Two aspects may facilitate the use of the pheromone for monitoring or mass trapping S. incurrens. First, the results of the field trial suggest that this species is attracted to the racemic blend of the pheromone, as are other species of Rhynchophorinae. It has been shown that non-naturally occurring enantiomers or stereoisomers in synthetic pheromones are behaviorally benign, thus allowing the use of racemic blends for monitoring or mass trapping weevils (Giblin-Davis et al. 1996; Reddy et al. 2005; Ruiz-Montiel et al. 2008). The second aspect is that the S. incurrens pheromone is composed of a single component instead of a blend of compounds, eliminating the necessity of additional experiments to determine the effects of various component ratios. However, several aspects related to the lure (e.g., release rate and longevity) and trap design need to be optimized before the pheromone identified here may be used in any operational program to monitor or control S. incurrens.
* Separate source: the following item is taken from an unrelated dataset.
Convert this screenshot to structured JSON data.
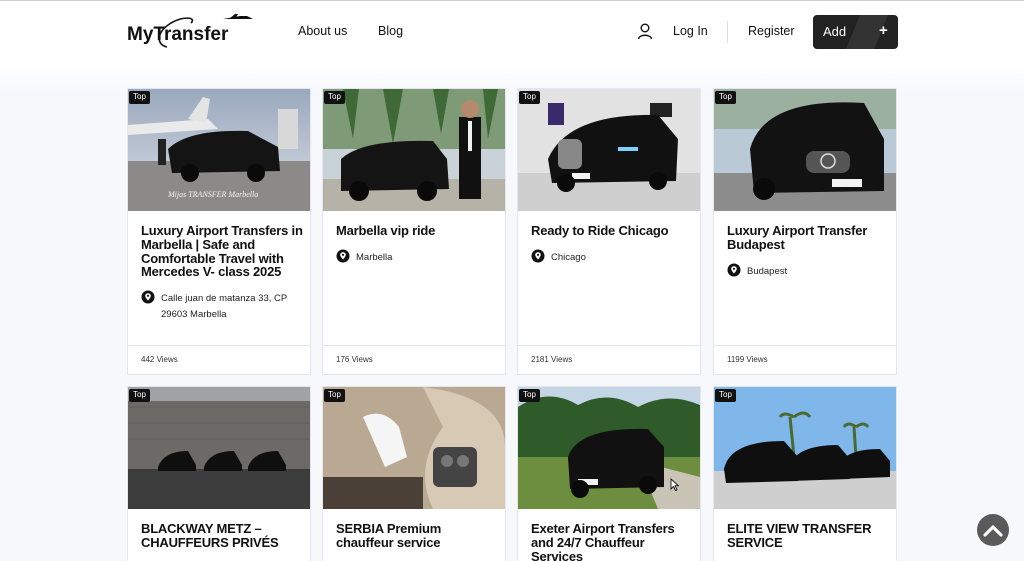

In this study, we found that S. incurrens males release an aggregation pheromone. Additionally, we identified the pheromonal component that was active in laboratory and field tests. Future studies will concentrate on optimizing the lure and identifying the food volatiles that synergize the response of weevils to this pheromone.
We thank Antonio Santiesteban (ECOSUR) for laboratory assistance, the staff, especially Arturo Martinez, at Fideicomiso Ingenio El Potrero S.A. de C.V. for facilities and assistance in the field experiment, and Squid, Biological and Pheromones S. A. de C. V. for providing pheromone lures and traps used in this study. This work was supported by CONACYT through a graduate scholarship to C. P. I. R.